There are other women in Hollywood, besides Katie Holmes, who are stressed and scary skinny. Starlets like Kate, Heidi, Angelina, Keira and Rachel are looking skeletal because – according to the diagnosis of non-medically trained Life & Style – they are refusing to eat, starving to be sexy, struggling to do it all, wasting away or having careers in crisis. We don’t know what’s going on with their health, but seeing their ribs in the photos did make us hungry for barbecue.
Oh look, it’s another cover about the Kim Kardashian’s alter ego Pregnant Kim. This time her worst fear has come true. He’s gay. The “he” being her baby’s father. PK has been humiliated by rumors that Kanye West has a secret boyfriend in Paris — but it’s possible that he’s been seeing Paris Hilton and everyone misunderstood “in Paris.”

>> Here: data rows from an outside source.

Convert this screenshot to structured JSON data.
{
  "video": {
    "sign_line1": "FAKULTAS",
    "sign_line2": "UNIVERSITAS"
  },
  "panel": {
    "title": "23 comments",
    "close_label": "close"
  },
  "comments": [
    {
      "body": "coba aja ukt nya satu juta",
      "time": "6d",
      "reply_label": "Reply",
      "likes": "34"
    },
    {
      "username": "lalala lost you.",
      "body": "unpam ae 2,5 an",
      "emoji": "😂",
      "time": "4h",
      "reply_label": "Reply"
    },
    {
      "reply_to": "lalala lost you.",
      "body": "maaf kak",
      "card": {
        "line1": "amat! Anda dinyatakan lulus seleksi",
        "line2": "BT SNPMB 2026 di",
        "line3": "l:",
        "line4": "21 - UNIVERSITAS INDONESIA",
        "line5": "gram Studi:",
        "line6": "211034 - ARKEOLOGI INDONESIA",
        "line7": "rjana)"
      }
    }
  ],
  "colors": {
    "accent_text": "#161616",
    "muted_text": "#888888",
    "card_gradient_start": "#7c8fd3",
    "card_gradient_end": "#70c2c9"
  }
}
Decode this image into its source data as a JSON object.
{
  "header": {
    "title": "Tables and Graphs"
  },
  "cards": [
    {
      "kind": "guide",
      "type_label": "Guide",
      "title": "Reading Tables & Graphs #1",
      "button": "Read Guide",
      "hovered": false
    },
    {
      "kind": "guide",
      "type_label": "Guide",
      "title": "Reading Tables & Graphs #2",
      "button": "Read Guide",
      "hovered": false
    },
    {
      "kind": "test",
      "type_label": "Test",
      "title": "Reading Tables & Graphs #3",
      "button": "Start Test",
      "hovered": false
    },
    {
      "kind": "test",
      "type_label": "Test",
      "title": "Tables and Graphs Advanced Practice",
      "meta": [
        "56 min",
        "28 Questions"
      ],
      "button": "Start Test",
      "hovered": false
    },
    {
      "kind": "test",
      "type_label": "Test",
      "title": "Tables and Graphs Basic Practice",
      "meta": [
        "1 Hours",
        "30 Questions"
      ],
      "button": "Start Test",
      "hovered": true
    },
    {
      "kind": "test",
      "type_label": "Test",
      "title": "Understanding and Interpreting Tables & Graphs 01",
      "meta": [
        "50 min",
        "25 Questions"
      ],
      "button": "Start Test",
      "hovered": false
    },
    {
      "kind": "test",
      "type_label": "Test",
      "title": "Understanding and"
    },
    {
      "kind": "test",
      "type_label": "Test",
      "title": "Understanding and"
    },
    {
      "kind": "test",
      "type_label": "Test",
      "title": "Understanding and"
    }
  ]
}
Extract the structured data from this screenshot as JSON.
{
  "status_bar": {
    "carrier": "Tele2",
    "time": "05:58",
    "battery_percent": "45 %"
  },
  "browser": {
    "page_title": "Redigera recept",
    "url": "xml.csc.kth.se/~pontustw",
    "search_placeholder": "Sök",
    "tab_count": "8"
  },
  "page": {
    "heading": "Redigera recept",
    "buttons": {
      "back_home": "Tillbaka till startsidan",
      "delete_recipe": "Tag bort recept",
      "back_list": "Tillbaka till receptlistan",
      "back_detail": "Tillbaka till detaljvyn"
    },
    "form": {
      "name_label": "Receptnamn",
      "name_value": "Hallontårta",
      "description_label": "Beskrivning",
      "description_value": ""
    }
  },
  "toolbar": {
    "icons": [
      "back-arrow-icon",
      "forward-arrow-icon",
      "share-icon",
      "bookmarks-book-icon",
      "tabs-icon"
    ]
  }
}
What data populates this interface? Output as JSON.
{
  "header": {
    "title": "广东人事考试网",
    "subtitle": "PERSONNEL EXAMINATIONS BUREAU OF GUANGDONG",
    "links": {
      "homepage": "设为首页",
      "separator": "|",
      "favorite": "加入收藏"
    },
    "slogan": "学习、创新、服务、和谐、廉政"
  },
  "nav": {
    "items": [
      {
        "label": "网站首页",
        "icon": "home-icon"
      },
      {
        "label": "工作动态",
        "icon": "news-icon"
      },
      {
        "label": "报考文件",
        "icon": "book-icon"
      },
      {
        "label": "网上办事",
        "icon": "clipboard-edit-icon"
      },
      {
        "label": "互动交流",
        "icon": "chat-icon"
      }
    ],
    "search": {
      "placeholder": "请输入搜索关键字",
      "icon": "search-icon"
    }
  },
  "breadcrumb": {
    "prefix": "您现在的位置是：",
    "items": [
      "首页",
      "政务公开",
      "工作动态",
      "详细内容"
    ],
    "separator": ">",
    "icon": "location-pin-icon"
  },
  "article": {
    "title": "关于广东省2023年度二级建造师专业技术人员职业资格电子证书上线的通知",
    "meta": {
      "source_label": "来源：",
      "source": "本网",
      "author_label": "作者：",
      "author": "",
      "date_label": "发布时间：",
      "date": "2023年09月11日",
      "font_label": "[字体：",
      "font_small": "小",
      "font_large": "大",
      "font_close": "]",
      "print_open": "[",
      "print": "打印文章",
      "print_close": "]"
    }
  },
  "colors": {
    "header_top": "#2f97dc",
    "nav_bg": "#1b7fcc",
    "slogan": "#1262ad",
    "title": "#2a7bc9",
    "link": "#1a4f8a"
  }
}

Or maybe not, because InTouch has a photo that could be a pic of Kanye’s alleged lover and he looks suspiciously like Kourtney’s former lover, so the whole family might just be trading boyfriends now.
This is unbelievable – because she seems incapable of organizing much of anything – but Amanda Bynes has a secret cult. Members are forced to make themselves look like raving lunatics while driving erratically, getting their nails done in the middle of the night and twerking at the gym. And the cult member with the most selfies posted on Twitter automatically goes to heaven.
It wouldn’t be ‘Real Housewives’ without the drama. In fact, it would just be ‘Boring Rich Women Have a Lot of Cosmetic Surgery.’ That’s why RHoA’s NeNe Leakes has crossed RH location lines to declare war on Brandi Glanville of RHoBH. She has released a battalion of sassy drones, but apparently, silicon doesn’t show up on radar, so they’re having a hard time locating any member of the ‘Housewives’ casts.
In other celebs-at-war news, it’s January Jones versus Miley Cyrus in a classic showdown over Liam Hemsworth. The two have agreed to meet in the middle of Mulholland Drive at high noon – which means something totally different in Hollywood – and see who’s the quickest draw. This means that the starlet who can get the most paparazzi to show up and start taking photos of her while she asks them to please leave her alone wins a chance to make Liam Hemsworth wish he had never left Australia.